The client permits the user to input a SMILES string, or to draw a structure in using the JME editor [36], and then uses JSP (Java Server Pages) to submit the query request to the web service and display and parse the XML results, and JavaScript to handle the XML file as the response return back from the server side. The layer between request submitted by the client and response returned back from the server is effected using AJAX (shorthand for Asynchronous JavaScript + XML) technology. With Ajax, web applications can retrieve data from the server asynchronously without interfering with the display and behavior of an existing page.
The primary way that the databases are employed in WENDI is through similarity searching: finding compounds in the databases that are similar to the query, which have some known property: for example, we retrieve compounds that are similar (>0.85 Tanimoto) to a query molecule that are active in a given bioassay, are known drugs, or are referenced in a journal article. Based on the similar property principle [37] we can assume that these molecules are likely to have similar properties to the query compound, thus be of interest in understanding the potential properties of the query.
The WENDI interface is organized into six major sections:
Predictive models results presents the predicted probability of activity of the compound in 40 Human Tumor Cell line assays, organized by panel type (renal, non-small cell lung, breast, colon, etc) and color coded according to probability of activity (red for > = 0.7, yellow for > = 0.6 and <0.7, and grey for <0.6). Confusion metrics are also presented to allow the validity of these models to be assessed. Also presented are the results of a ToxTree analysis, particularly the classification according to Cramer rules [38] and a breakdown of presence or absence of known toxic fragments.

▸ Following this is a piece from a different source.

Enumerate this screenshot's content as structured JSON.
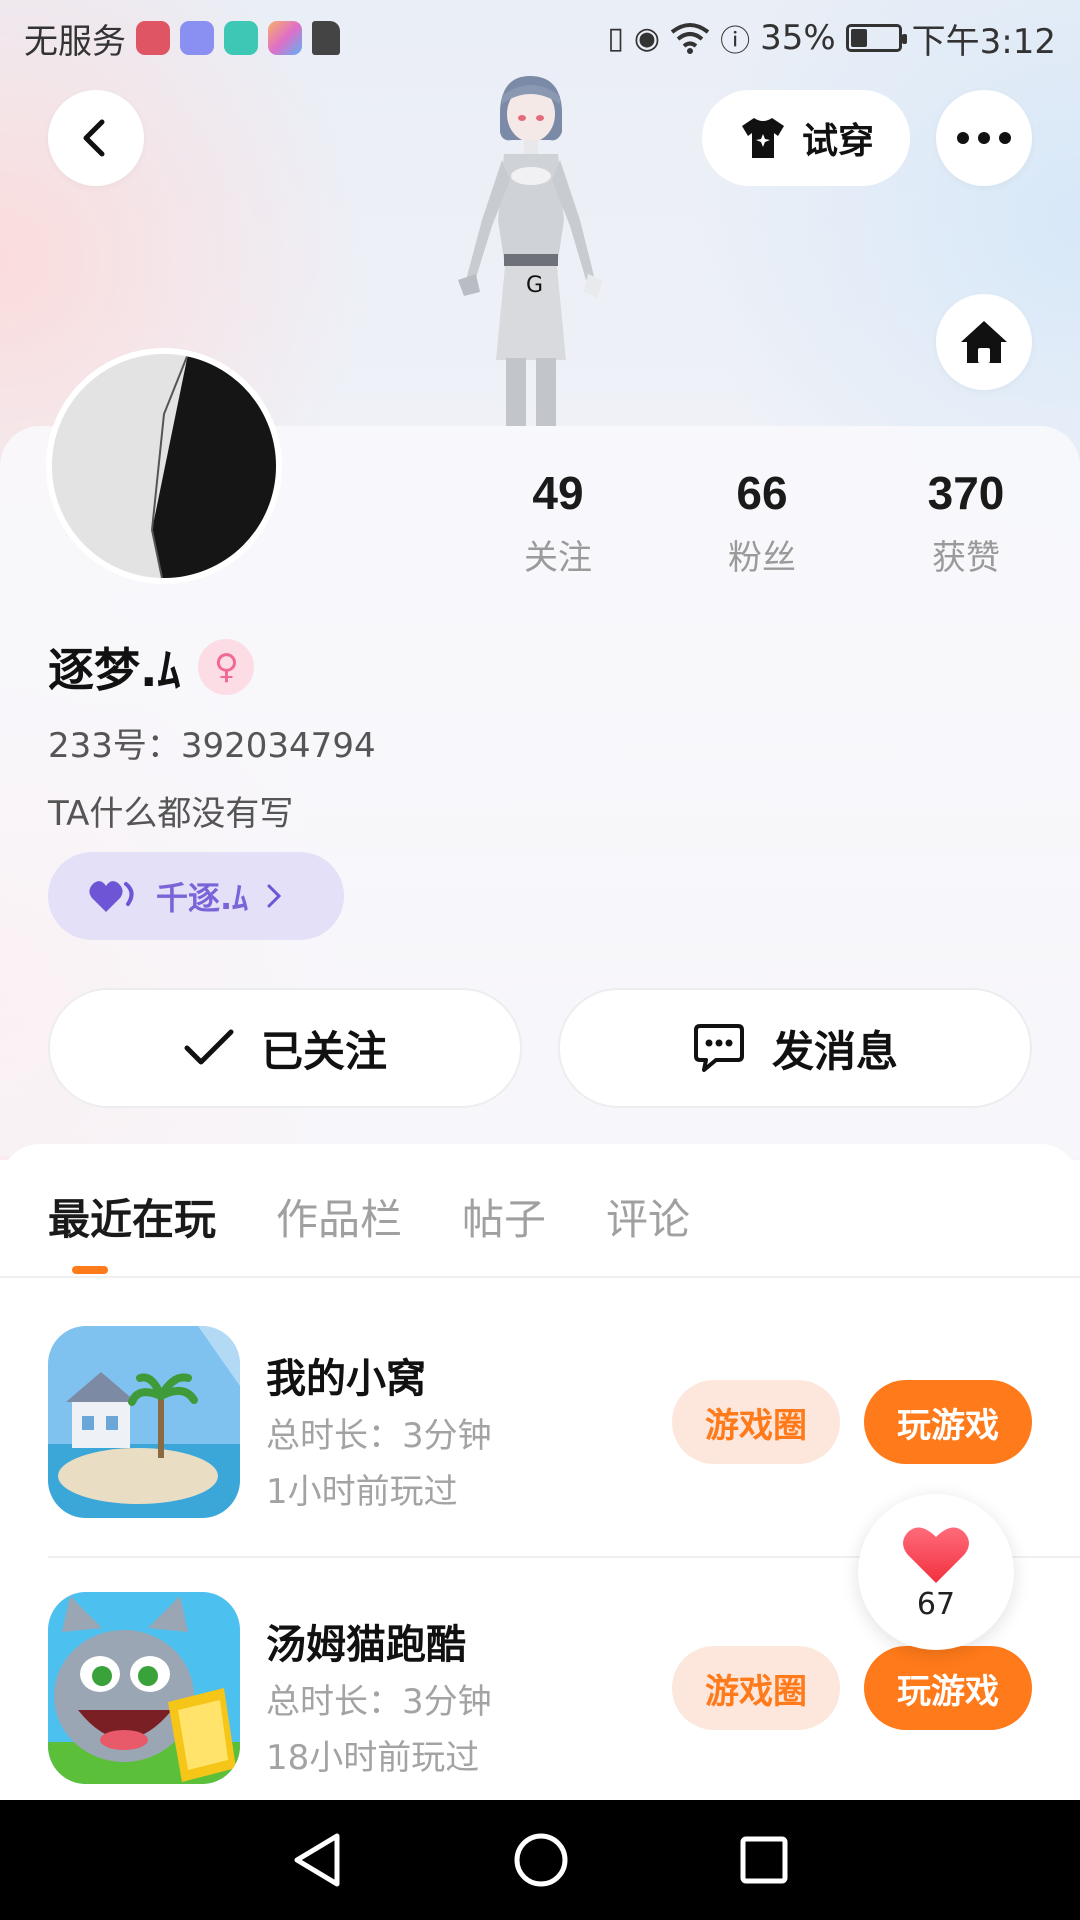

Activities of similar compounds presents a list of similar compounds (Tanimoto similarity values given) in PubChem that have been tested in bioassays, and shown to be either active. A link to the bioassay along with the bioassay name is given, and an additional column uses the extraction of Gene Ontology terms from the bioassay description along with the PhenoPred predictions of gene-disease relationships to list possible related diseases. The DrugBank and MRTD sets are also similarity searched with the results presented in a similar fashion; in the case of DrugBank, drug usage descriptions are given along with predictions of diseases extracted in a similar way to the PubChem section
Similar compounds from chemogenomics data presents a list of similar compounds (Tanimoto similarity values given) from CTD, ChEMBL data that include the relationships with compounds and genes/diseases.

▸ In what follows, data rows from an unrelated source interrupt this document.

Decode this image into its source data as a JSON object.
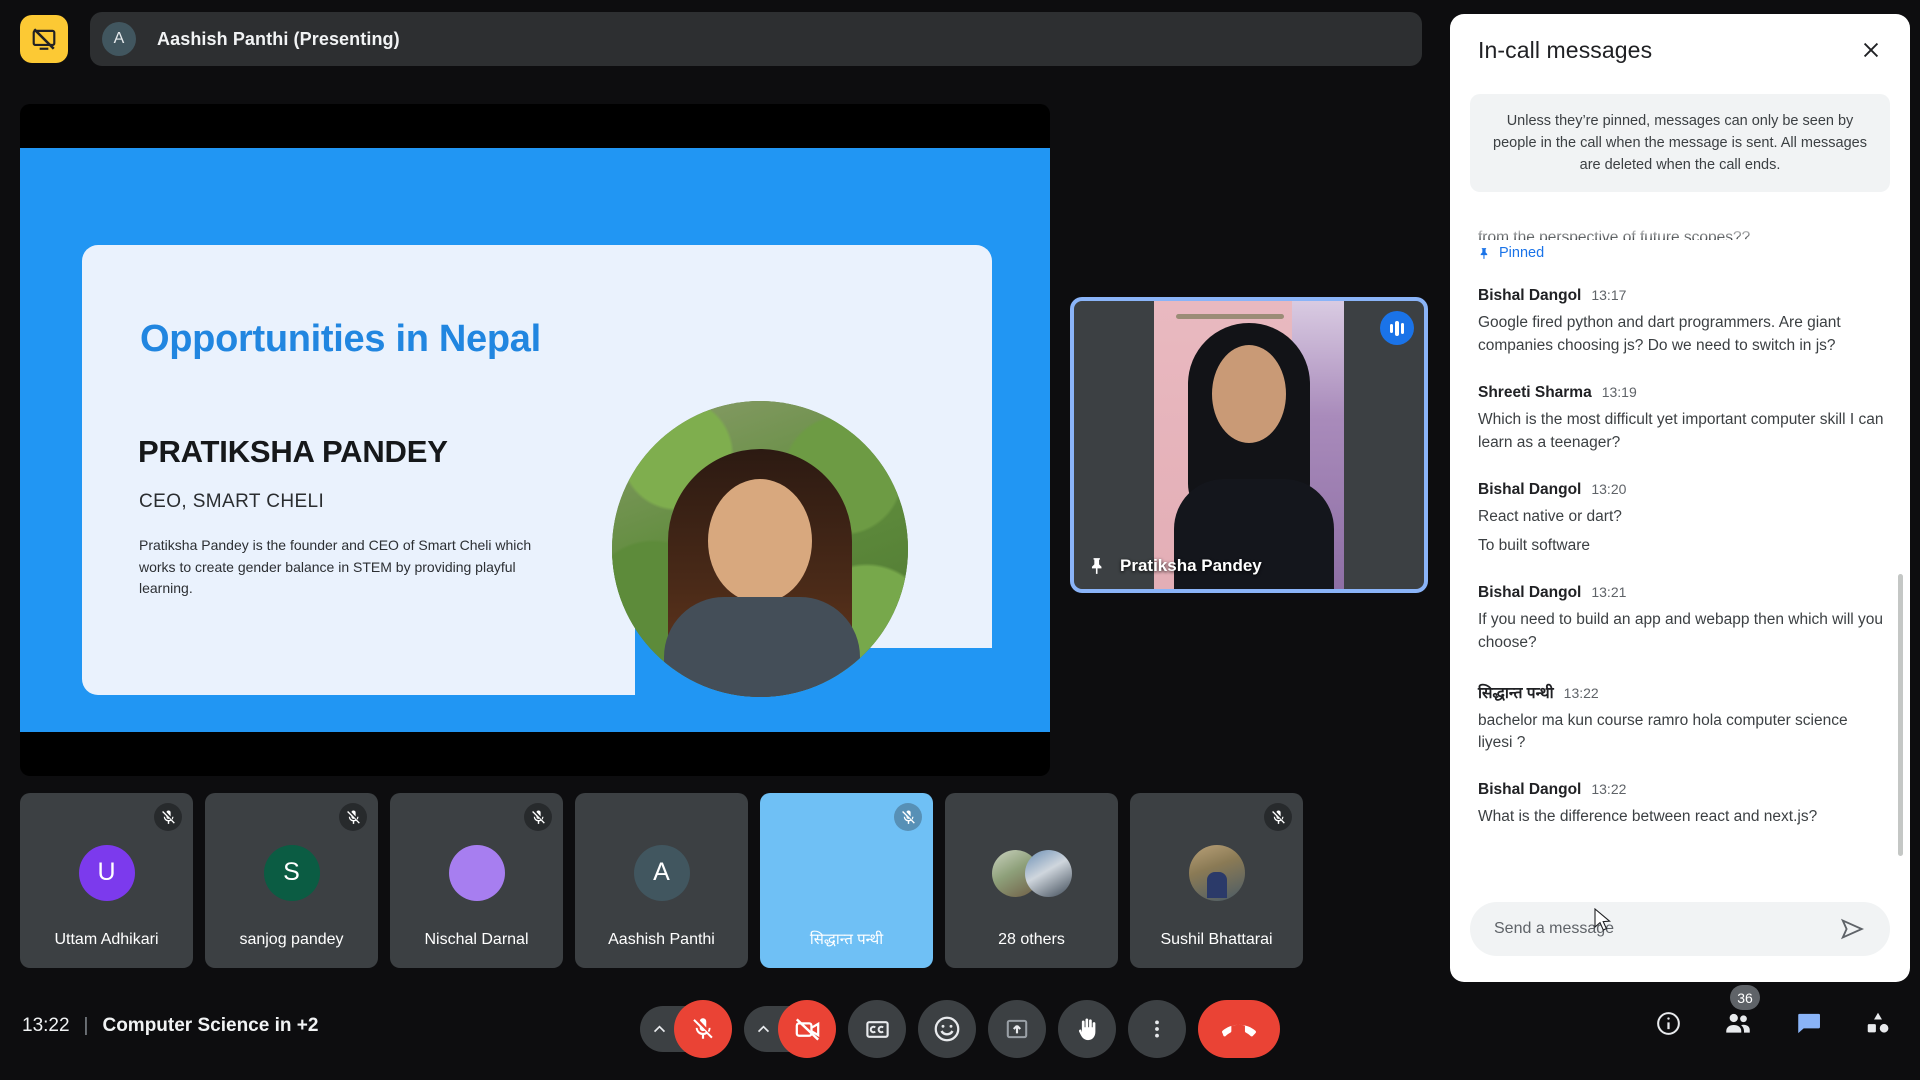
{
  "topbar": {
    "present_icon": "stop-presenting-icon",
    "presenter_initial": "A",
    "presenter_label": "Aashish Panthi (Presenting)"
  },
  "slide": {
    "title": "Opportunities in Nepal",
    "person_name": "PRATIKSHA PANDEY",
    "person_role": "CEO, SMART CHELI",
    "description": "Pratiksha Pandey is the founder and CEO of Smart Cheli which works to create gender balance in STEM by providing playful learning.",
    "bg_color": "#2196f3",
    "card_color": "#eaf2fd",
    "title_color": "#2186e0"
  },
  "self_tile": {
    "name": "Pratiksha Pandey",
    "pinned": true,
    "pin_icon": "pin-icon",
    "speaking_icon": "audio-levels-icon",
    "border_color": "#8ab4f8"
  },
  "participants": [
    {
      "name": "Uttam Adhikari",
      "initial": "U",
      "avatar_color": "#7c3aed",
      "muted": true,
      "active": false,
      "kind": "initial"
    },
    {
      "name": "sanjog pandey",
      "initial": "S",
      "avatar_color": "#0b5c43",
      "muted": true,
      "active": false,
      "kind": "initial"
    },
    {
      "name": "Nischal Darnal",
      "initial": "",
      "avatar_color": "#a77ef0",
      "muted": true,
      "active": false,
      "kind": "initial"
    },
    {
      "name": "Aashish Panthi",
      "initial": "A",
      "avatar_color": "#41565f",
      "muted": false,
      "active": false,
      "kind": "initial"
    },
    {
      "name": "सिद्धान्त पन्थी",
      "initial": "",
      "avatar_color": "",
      "muted": true,
      "active": true,
      "kind": "blank"
    },
    {
      "name": "28 others",
      "initial": "",
      "avatar_color": "",
      "muted": false,
      "active": false,
      "kind": "others"
    },
    {
      "name": "Sushil Bhattarai",
      "initial": "",
      "avatar_color": "",
      "muted": true,
      "active": false,
      "kind": "photo"
    }
  ],
  "bottom": {
    "time": "13:22",
    "separator": "|",
    "meeting_title": "Computer Science in +2",
    "controls": [
      {
        "name": "microphone-options",
        "icon": "chevron-up-icon"
      },
      {
        "name": "microphone-toggle",
        "icon": "mic-off-icon",
        "state": "muted"
      },
      {
        "name": "camera-options",
        "icon": "chevron-up-icon"
      },
      {
        "name": "camera-toggle",
        "icon": "video-off-icon",
        "state": "off"
      },
      {
        "name": "captions-toggle",
        "icon": "closed-captions-icon"
      },
      {
        "name": "reactions",
        "icon": "emoji-smiley-icon"
      },
      {
        "name": "present-now",
        "icon": "present-screen-icon"
      },
      {
        "name": "raise-hand",
        "icon": "raised-hand-icon"
      },
      {
        "name": "more-options",
        "icon": "more-vertical-icon"
      },
      {
        "name": "leave-call",
        "icon": "end-call-icon"
      }
    ],
    "right_controls": [
      {
        "name": "meeting-details",
        "icon": "info-icon",
        "badge": ""
      },
      {
        "name": "participants",
        "icon": "people-icon",
        "badge": "36"
      },
      {
        "name": "chat",
        "icon": "chat-bubble-icon",
        "badge": "",
        "active": true
      },
      {
        "name": "activities",
        "icon": "activities-shapes-icon",
        "badge": ""
      }
    ],
    "danger_color": "#ea4335",
    "badge_count": "36"
  },
  "chat": {
    "title": "In-call messages",
    "close_icon": "close-icon",
    "notice": "Unless they’re pinned, messages can only be seen by people in the call when the message is sent. All messages are deleted when the call ends.",
    "pinned_clipped_text": "from the perspective of future scopes??",
    "pinned_label": "Pinned",
    "pinned_icon": "pin-icon",
    "messages": [
      {
        "author": "Bishal Dangol",
        "time": "13:17",
        "lines": [
          "Google fired python and dart programmers. Are giant companies choosing js? Do we need to switch in js?"
        ]
      },
      {
        "author": "Shreeti Sharma",
        "time": "13:19",
        "lines": [
          "Which is the most difficult yet important computer skill I can learn as a teenager?"
        ]
      },
      {
        "author": "Bishal Dangol",
        "time": "13:20",
        "lines": [
          "React native or dart?",
          "To built software"
        ]
      },
      {
        "author": "Bishal Dangol",
        "time": "13:21",
        "lines": [
          "If you need to build an app and webapp then which will you choose?"
        ]
      },
      {
        "author": "सिद्धान्त पन्थी",
        "time": "13:22",
        "lines": [
          "bachelor ma kun course ramro hola computer science liyesi ?"
        ]
      },
      {
        "author": "Bishal Dangol",
        "time": "13:22",
        "lines": [
          "What is the difference between react and next.js?"
        ]
      }
    ],
    "composer_placeholder": "Send a message",
    "composer_value": "",
    "send_icon": "send-icon"
  }
}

Similar compounds from Systems data presents a list of similar compounds (Tanimoto similarity values given) from KEGG data that include the relationships with compounds and Pathways/Enzymes.
Similar compounds in the literature lists journal articles in Medline where the title or abstract contains compounds with a Tanimoto similarity >0.85 to the query. Links are given to the Journal articles
Inactivities of similar compounds presents the same informations as Activities of similar compounds sections, except for all of the similar PubChem compounds found that have been tested in bioassays and shown to be inactive.
Finally, a link is given to the raw XML file, and PDF file for download.